Ils pivotent et obstruent la pièce dès que les rayons du soleil viennent lécher l’intérieur, traçant des interstices de lumière.

dehors la chaleur devient torpeur. Elle embue l’air, trouble sens et vision. Les bêtes la fuient. les hommes depuis longtemps ont appris, sauf une espèce bigarrée de moins en moins rare qui demeure à découvert. Les jours sont comptés, la mutation cutanée s’opère en une quinzaine, du blanc au rouge, puis pour certains du rouge au brun. Les coqs aussi se privent de sieste, ils lancent haut et fort leur mélopée à quatre syllabes.

Mon nid surplombe le village, les falaises et la mer.
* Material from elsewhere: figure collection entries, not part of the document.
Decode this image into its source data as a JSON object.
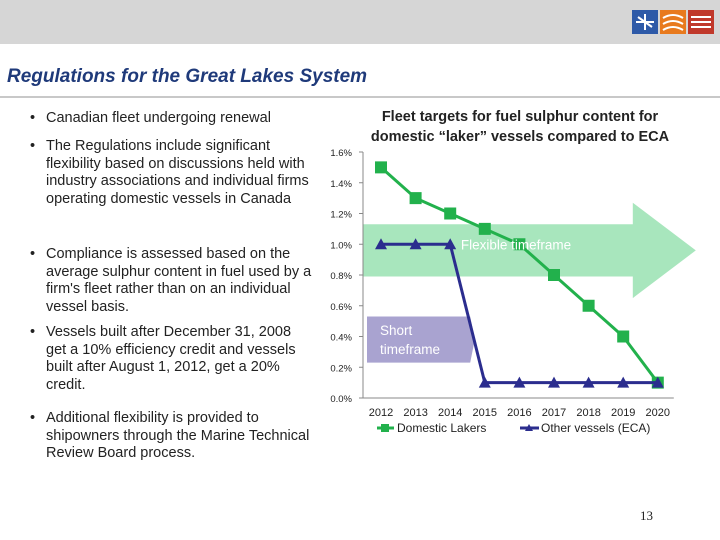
{
  "slide": {
    "title": "Regulations for the Great Lakes System",
    "page_number": "13"
  },
  "bullets": [
    "Canadian fleet undergoing renewal",
    "The Regulations include significant flexibility based on discussions held with industry associations and individual firms operating domestic vessels in Canada",
    "Compliance is assessed based on the average sulphur content in fuel used by a firm's fleet rather than on an individual vessel basis.",
    "Vessels built after December 31, 2008 get a 10% efficiency credit and vessels built after August 1, 2012, get a 20% credit.",
    "Additional flexibility is provided to shipowners through the Marine Technical Review Board process."
  ],
  "bullet_glyph": "•",
  "chart_data": {
    "type": "line",
    "title_lines": [
      "Fleet targets for fuel sulphur content for",
      "domestic “laker” vessels compared to ECA"
    ],
    "categories": [
      "2012",
      "2013",
      "2014",
      "2015",
      "2016",
      "2017",
      "2018",
      "2019",
      "2020"
    ],
    "series": [
      {
        "name": "Domestic Lakers",
        "values": [
          1.5,
          1.3,
          1.2,
          1.1,
          1.0,
          0.8,
          0.6,
          0.4,
          0.1
        ],
        "color": "#22b14c",
        "marker": "square"
      },
      {
        "name": "Other vessels (ECA)",
        "values": [
          1.0,
          1.0,
          1.0,
          0.1,
          0.1,
          0.1,
          0.1,
          0.1,
          0.1
        ],
        "color": "#2b2d8e",
        "marker": "triangle"
      }
    ],
    "y_ticks": [
      "0.0%",
      "0.2%",
      "0.4%",
      "0.6%",
      "0.8%",
      "1.0%",
      "1.2%",
      "1.4%",
      "1.6%"
    ],
    "ylim": [
      0,
      1.6
    ],
    "grid": false,
    "legend_position": "bottom",
    "annotations": {
      "flexible": "Flexible timeframe",
      "short_line1": "Short",
      "short_line2": "timeframe"
    }
  },
  "colors": {
    "title": "#1f3a7a",
    "arrow_green": "#a8e6bd",
    "arrow_purple": "#a9a3d0"
  }
}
Des maisons et un mur bordent une cour intérieure pavée, deux vielles femmes, deux veuves, Athina et Kathina vont et viennent.
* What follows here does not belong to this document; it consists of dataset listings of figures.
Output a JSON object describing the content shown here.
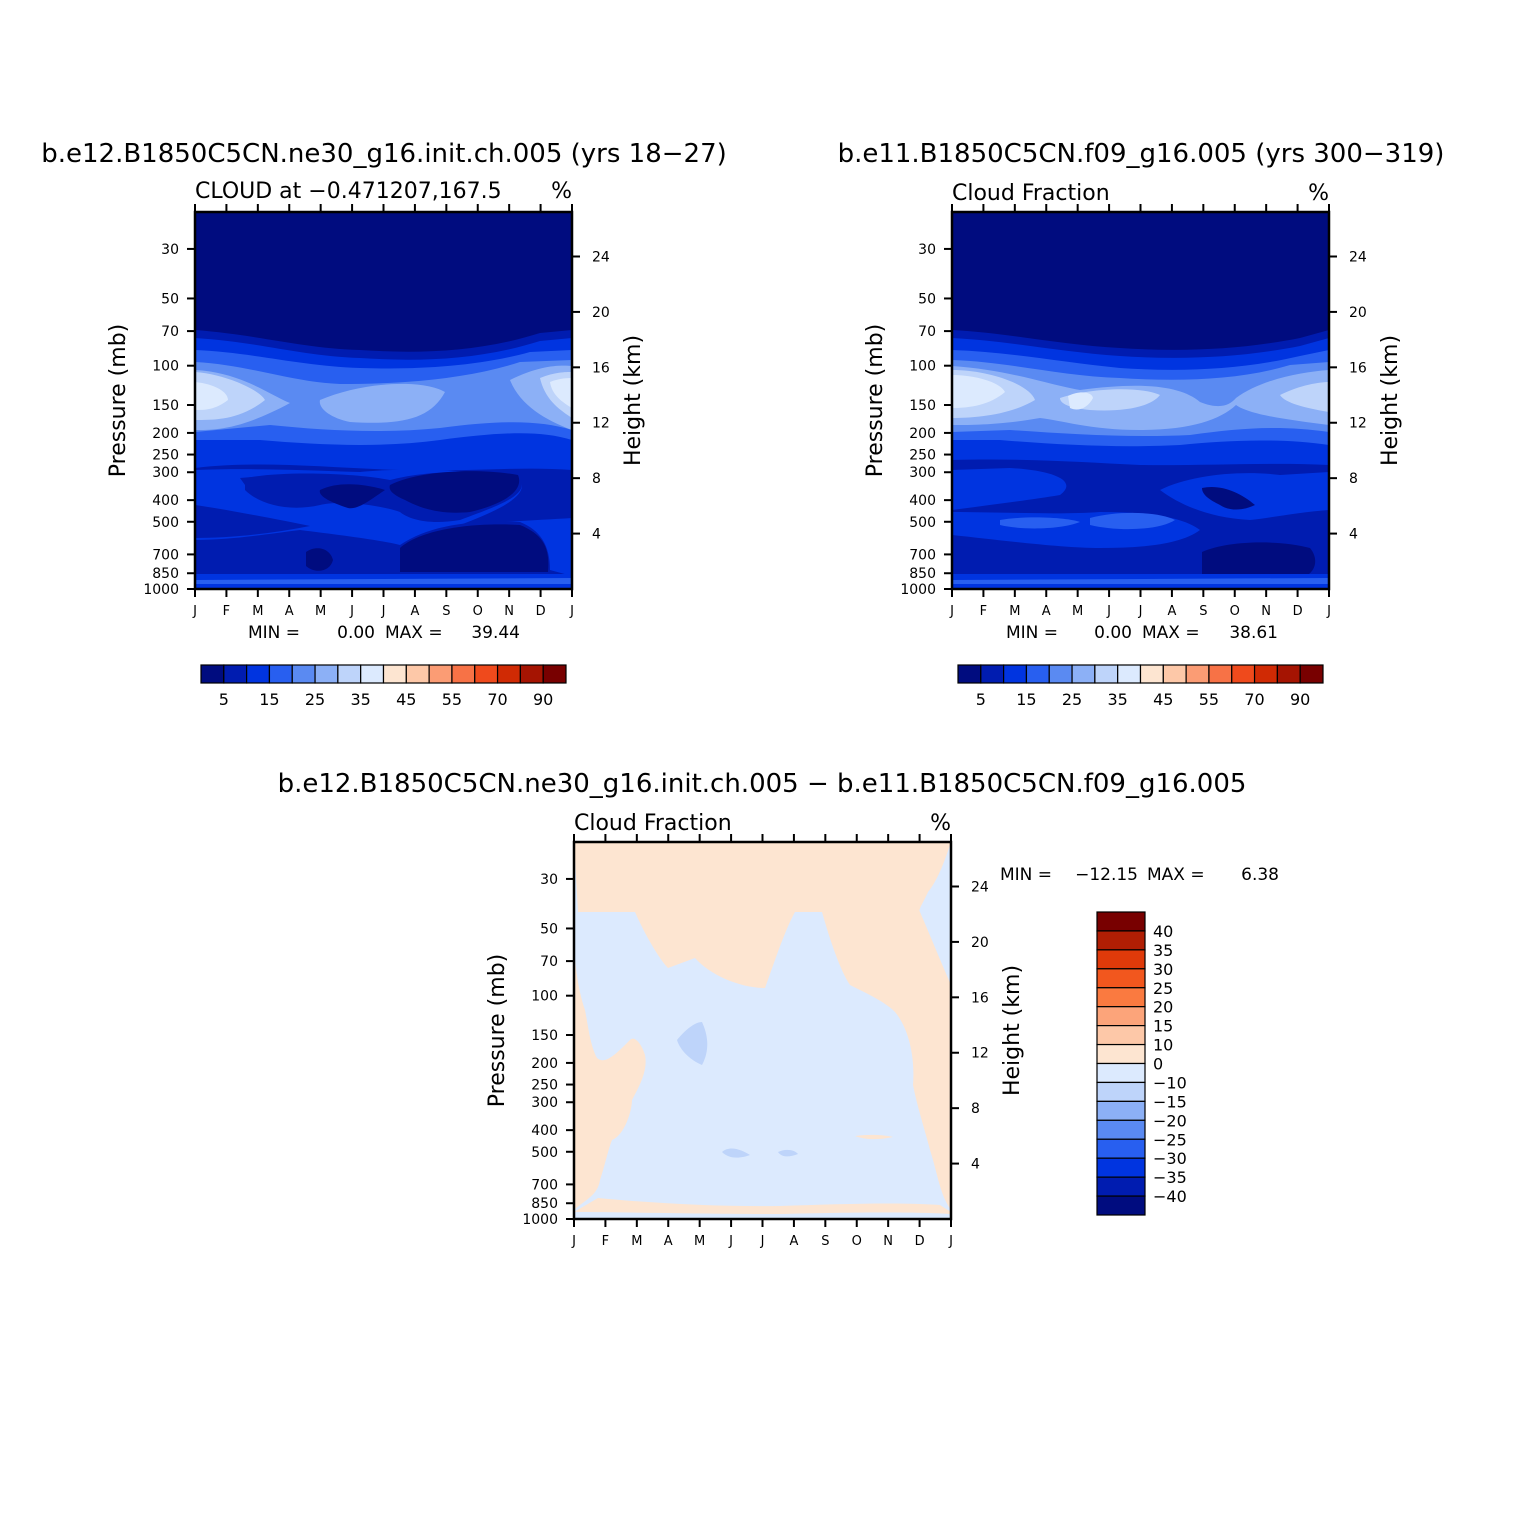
{
  "chart_data": [
    {
      "type": "heatmap",
      "title": "b.e12.B1850C5CN.ne30_g16.init.ch.005 (yrs 18-27)",
      "subtitle_left": "CLOUD at -0.471207,167.5",
      "units": "%",
      "x_tick_labels": [
        "J",
        "F",
        "M",
        "A",
        "M",
        "J",
        "J",
        "A",
        "S",
        "O",
        "N",
        "D",
        "J"
      ],
      "y_left_label": "Pressure (mb)",
      "y_left_ticks": [
        30,
        50,
        70,
        100,
        150,
        200,
        250,
        300,
        400,
        500,
        700,
        850,
        1000
      ],
      "y_right_label": "Height (km)",
      "y_right_ticks": [
        4,
        8,
        12,
        16,
        20,
        24
      ],
      "stats": {
        "min_label": "MIN =",
        "min": "0.00",
        "max_label": "MAX =",
        "max": "39.44"
      },
      "colorbar": {
        "levels": [
          "5",
          "15",
          "25",
          "35",
          "45",
          "55",
          "70",
          "90"
        ],
        "colors": [
          "#000c7f",
          "#001cb0",
          "#0034e0",
          "#285ff0",
          "#5a8af2",
          "#8cb0f6",
          "#bed4fa",
          "#dceafe",
          "#fde5d1",
          "#fdc8a8",
          "#fb9c74",
          "#f77246",
          "#ef4a1c",
          "#d02a04",
          "#a51402",
          "#780000"
        ]
      }
    },
    {
      "type": "heatmap",
      "title": "b.e11.B1850C5CN.f09_g16.005 (yrs 300-319)",
      "subtitle_left": "Cloud Fraction",
      "units": "%",
      "x_tick_labels": [
        "J",
        "F",
        "M",
        "A",
        "M",
        "J",
        "J",
        "A",
        "S",
        "O",
        "N",
        "D",
        "J"
      ],
      "y_left_label": "Pressure (mb)",
      "y_left_ticks": [
        30,
        50,
        70,
        100,
        150,
        200,
        250,
        300,
        400,
        500,
        700,
        850,
        1000
      ],
      "y_right_label": "Height (km)",
      "y_right_ticks": [
        4,
        8,
        12,
        16,
        20,
        24
      ],
      "stats": {
        "min_label": "MIN =",
        "min": "0.00",
        "max_label": "MAX =",
        "max": "38.61"
      },
      "colorbar": {
        "levels": [
          "5",
          "15",
          "25",
          "35",
          "45",
          "55",
          "70",
          "90"
        ],
        "colors": [
          "#000c7f",
          "#001cb0",
          "#0034e0",
          "#285ff0",
          "#5a8af2",
          "#8cb0f6",
          "#bed4fa",
          "#dceafe",
          "#fde5d1",
          "#fdc8a8",
          "#fb9c74",
          "#f77246",
          "#ef4a1c",
          "#d02a04",
          "#a51402",
          "#780000"
        ]
      }
    },
    {
      "type": "heatmap",
      "title": "b.e12.B1850C5CN.ne30_g16.init.ch.005 - b.e11.B1850C5CN.f09_g16.005",
      "subtitle_left": "Cloud Fraction",
      "units": "%",
      "x_tick_labels": [
        "J",
        "F",
        "M",
        "A",
        "M",
        "J",
        "J",
        "A",
        "S",
        "O",
        "N",
        "D",
        "J"
      ],
      "y_left_label": "Pressure (mb)",
      "y_left_ticks": [
        30,
        50,
        70,
        100,
        150,
        200,
        250,
        300,
        400,
        500,
        700,
        850,
        1000
      ],
      "y_right_label": "Height (km)",
      "y_right_ticks": [
        4,
        8,
        12,
        16,
        20,
        24
      ],
      "stats": {
        "min_label": "MIN =",
        "min": "-12.15",
        "max_label": "MAX =",
        "max": "6.38"
      },
      "colorbar": {
        "levels": [
          "40",
          "35",
          "30",
          "25",
          "20",
          "15",
          "10",
          "0",
          "-10",
          "-15",
          "-20",
          "-25",
          "-30",
          "-35",
          "-40"
        ],
        "colors": [
          "#780000",
          "#b01e04",
          "#e03a0a",
          "#f2571e",
          "#fa7a40",
          "#fca47a",
          "#fdc8a8",
          "#fde5d1",
          "#dceafe",
          "#bed4fa",
          "#8cb0f6",
          "#5a8af2",
          "#285ff0",
          "#0034e0",
          "#001cb0",
          "#000c7f"
        ]
      }
    }
  ]
}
Quand l’estre a basculé Kathina se repose, le dos au mur de sa minuscule terrasse, à l’étage aussi. Elle allonge ses jambes, la tête tournée vers le port. Le temps n’a plus de prise pour elle, sa vie s’est arrêtée depuis longtemps.
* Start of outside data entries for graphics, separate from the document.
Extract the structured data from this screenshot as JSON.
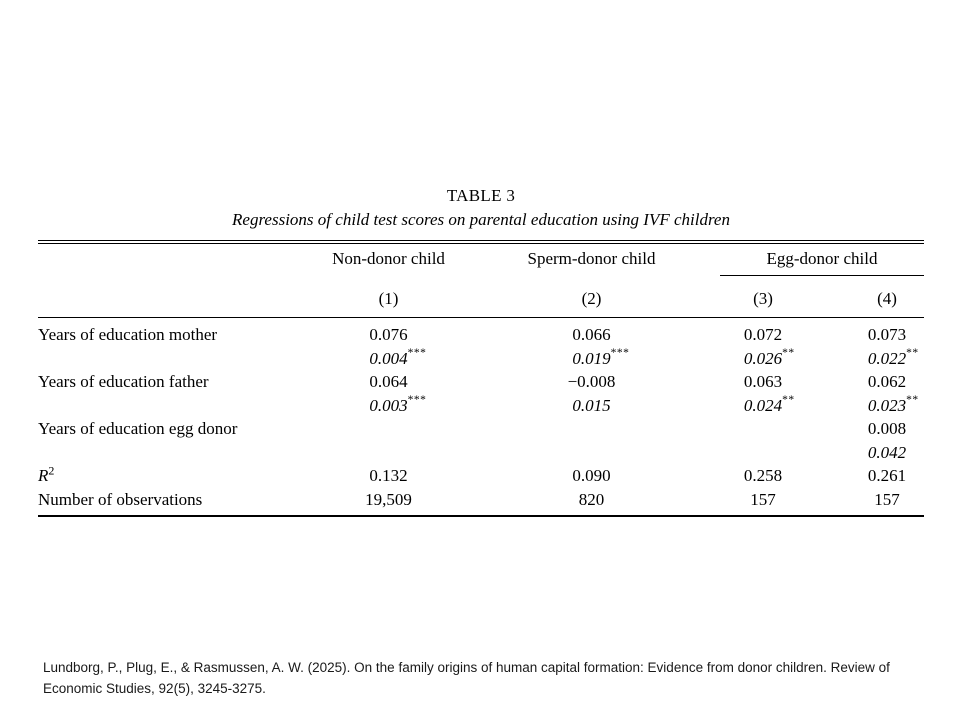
{
  "table": {
    "title": "TABLE 3",
    "subtitle": "Regressions of child test scores on parental education using IVF children",
    "group_headers": {
      "col1": "Non-donor child",
      "col2": "Sperm-donor child",
      "col34": "Egg-donor child"
    },
    "column_numbers": [
      "(1)",
      "(2)",
      "(3)",
      "(4)"
    ],
    "rows": [
      {
        "label": "Years of education mother",
        "c1": "0.076",
        "c2": "0.066",
        "c3": "0.072",
        "c4": "0.073"
      },
      {
        "c1": "0.004",
        "c1s": "***",
        "c2": "0.019",
        "c2s": "***",
        "c3": "0.026",
        "c3s": "**",
        "c4": "0.022",
        "c4s": "**"
      },
      {
        "label": "Years of education father",
        "c1": "0.064",
        "c2": "−0.008",
        "c3": "0.063",
        "c4": "0.062"
      },
      {
        "c1": "0.003",
        "c1s": "***",
        "c2": "0.015",
        "c3": "0.024",
        "c3s": "**",
        "c4": "0.023",
        "c4s": "**"
      },
      {
        "label": "Years of education egg donor",
        "c4": "0.008"
      },
      {
        "c4": "0.042"
      },
      {
        "label_base": "R",
        "label_sup": "2",
        "c1": "0.132",
        "c2": "0.090",
        "c3": "0.258",
        "c4": "0.261"
      },
      {
        "label": "Number of observations",
        "c1": "19,509",
        "c2": "820",
        "c3": "157",
        "c4": "157"
      }
    ]
  },
  "citation": {
    "line1": "Lundborg, P., Plug, E., & Rasmussen, A. W. (2025). On the family origins of human capital formation: Evidence from donor children. Review of",
    "line2": "Economic Studies, 92(5), 3245-3275."
  }
}
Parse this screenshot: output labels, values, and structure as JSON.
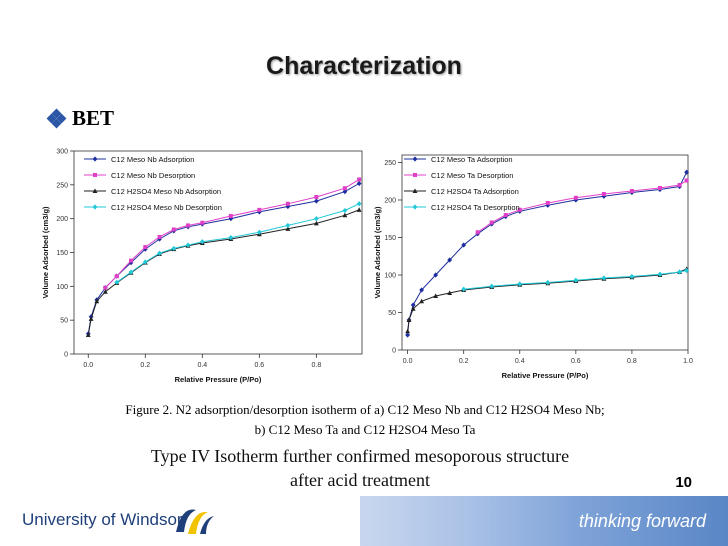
{
  "slide": {
    "title": "Characterization",
    "bullet_label": "BET",
    "caption_line1": "Figure 2. N2 adsorption/desorption isotherm of a) C12 Meso Nb and C12 H2SO4 Meso Nb;",
    "caption_line2": "b) C12 Meso Ta and C12 H2SO4 Meso Ta",
    "conclusion_line1": "Type IV Isotherm further confirmed mesoporous structure",
    "conclusion_line2": "after acid treatment",
    "page_number": "10",
    "footer_university": "University of Windsor",
    "footer_tagline": "thinking forward"
  },
  "chart_data": [
    {
      "type": "line",
      "xlabel": "Relative Pressure (P/Po)",
      "ylabel": "Volume Adsorbed (cm3/g)",
      "xlim": [
        -0.05,
        0.96
      ],
      "ylim": [
        0,
        300
      ],
      "xticks": [
        "0.0",
        "0.2",
        "0.4",
        "0.6",
        "0.8"
      ],
      "yticks": [
        "0",
        "50",
        "100",
        "150",
        "200",
        "250",
        "300"
      ],
      "legend_position": "top-left",
      "series": [
        {
          "name": "C12 Meso Nb Adsorption",
          "color": "#1f2f9f",
          "marker": "diamond",
          "x": [
            0.0,
            0.01,
            0.03,
            0.06,
            0.1,
            0.15,
            0.2,
            0.25,
            0.3,
            0.35,
            0.4,
            0.5,
            0.6,
            0.7,
            0.8,
            0.9,
            0.95
          ],
          "y": [
            30,
            55,
            80,
            98,
            115,
            135,
            155,
            170,
            182,
            188,
            192,
            200,
            210,
            218,
            226,
            240,
            252
          ]
        },
        {
          "name": "C12 Meso Nb Desorption",
          "color": "#e040c8",
          "marker": "square",
          "x": [
            0.06,
            0.1,
            0.15,
            0.2,
            0.25,
            0.3,
            0.35,
            0.4,
            0.5,
            0.6,
            0.7,
            0.8,
            0.9,
            0.95
          ],
          "y": [
            98,
            115,
            138,
            158,
            173,
            184,
            190,
            194,
            204,
            213,
            222,
            232,
            245,
            258
          ]
        },
        {
          "name": "C12 H2SO4 Meso Nb Adsorption",
          "color": "#222222",
          "marker": "triangle",
          "x": [
            0.0,
            0.01,
            0.03,
            0.06,
            0.1,
            0.15,
            0.2,
            0.25,
            0.3,
            0.35,
            0.4,
            0.5,
            0.6,
            0.7,
            0.8,
            0.9,
            0.95
          ],
          "y": [
            28,
            52,
            78,
            92,
            105,
            120,
            135,
            148,
            155,
            160,
            164,
            170,
            177,
            185,
            193,
            205,
            213
          ]
        },
        {
          "name": "C12 H2SO4 Meso Nb Desorption",
          "color": "#20c8d8",
          "marker": "diamond",
          "x": [
            0.1,
            0.15,
            0.2,
            0.25,
            0.3,
            0.35,
            0.4,
            0.5,
            0.6,
            0.7,
            0.8,
            0.9,
            0.95
          ],
          "y": [
            106,
            121,
            136,
            149,
            156,
            161,
            166,
            172,
            180,
            190,
            200,
            212,
            222
          ]
        }
      ]
    },
    {
      "type": "line",
      "xlabel": "Relative Pressure (P/Po)",
      "ylabel": "Volume Adsorbed (cm3/g)",
      "xlim": [
        -0.02,
        1.0
      ],
      "ylim": [
        0,
        260
      ],
      "xticks": [
        "0.0",
        "0.2",
        "0.4",
        "0.6",
        "0.8",
        "1.0"
      ],
      "yticks": [
        "0",
        "50",
        "100",
        "150",
        "200",
        "250"
      ],
      "legend_position": "top-left",
      "series": [
        {
          "name": "C12 Meso Ta Adsorption",
          "color": "#1f2f9f",
          "marker": "diamond",
          "x": [
            0.0,
            0.005,
            0.02,
            0.05,
            0.1,
            0.15,
            0.2,
            0.25,
            0.3,
            0.35,
            0.4,
            0.5,
            0.6,
            0.7,
            0.8,
            0.9,
            0.97,
            0.995
          ],
          "y": [
            20,
            40,
            60,
            80,
            100,
            120,
            140,
            155,
            168,
            178,
            185,
            193,
            200,
            205,
            210,
            214,
            218,
            237
          ]
        },
        {
          "name": "C12 Meso Ta Desorption",
          "color": "#e040c8",
          "marker": "square",
          "x": [
            0.25,
            0.3,
            0.35,
            0.4,
            0.5,
            0.6,
            0.7,
            0.8,
            0.9,
            0.97,
            0.995
          ],
          "y": [
            157,
            170,
            180,
            187,
            196,
            203,
            208,
            212,
            216,
            220,
            226
          ]
        },
        {
          "name": "C12 H2SO4 Ta Adsorption",
          "color": "#222222",
          "marker": "triangle",
          "x": [
            0.0,
            0.005,
            0.02,
            0.05,
            0.1,
            0.15,
            0.2,
            0.3,
            0.4,
            0.5,
            0.6,
            0.7,
            0.8,
            0.9,
            0.97,
            0.995
          ],
          "y": [
            25,
            40,
            55,
            65,
            72,
            76,
            80,
            84,
            87,
            89,
            92,
            95,
            97,
            100,
            104,
            108
          ]
        },
        {
          "name": "C12 H2SO4 Ta Desorption",
          "color": "#20c8d8",
          "marker": "diamond",
          "x": [
            0.2,
            0.3,
            0.4,
            0.5,
            0.6,
            0.7,
            0.8,
            0.9,
            0.97,
            0.995
          ],
          "y": [
            81,
            85,
            88,
            90,
            93,
            96,
            98,
            101,
            104,
            106
          ]
        }
      ]
    }
  ]
}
Derrière Kathina le ciel, les falaises et la mer s’assombrissent. Il me suffit de tourner la tête vers le couchant, je quitte le village et les hommes. A chaque fin de jour je plane en ces éléments confondus. Des mois, des années ce fut ainsi et des siècles auparavant aussi. La mer bat la roche, lorsque le jour s’éteint seule sa musique monte.

Avant les années septante, avant l’électricité, je goûtais encore cette lumière chaude d’une grande lampe à gaz ou à pétrole qui vous enveloppait. On suspendait les lampes comme des lampions magiques, de loin on percevait une auréole, puis d’autres.

La tête de mon lit frôle la moustiquaire, je capte un souflle d’air bienvenu. Quelquefois venus de Libye de minuscules grains de sable traversent le filet et s’incrustent sous le drap picotant la peau.

Dans la deuxième tranche de la nuit, une lumière cahotante éclaire la ruelle, Andreas s’en va pêcher, les coups sourds de son diesel résonnent.

le sillage du caïque fera obliquer des milliers d’étoiles posées sur la mer, la pleine lune accompagne souvent ses nuits solitaires.

Sur ma terrase de terre battue, sèche, les battants s’entrouvent.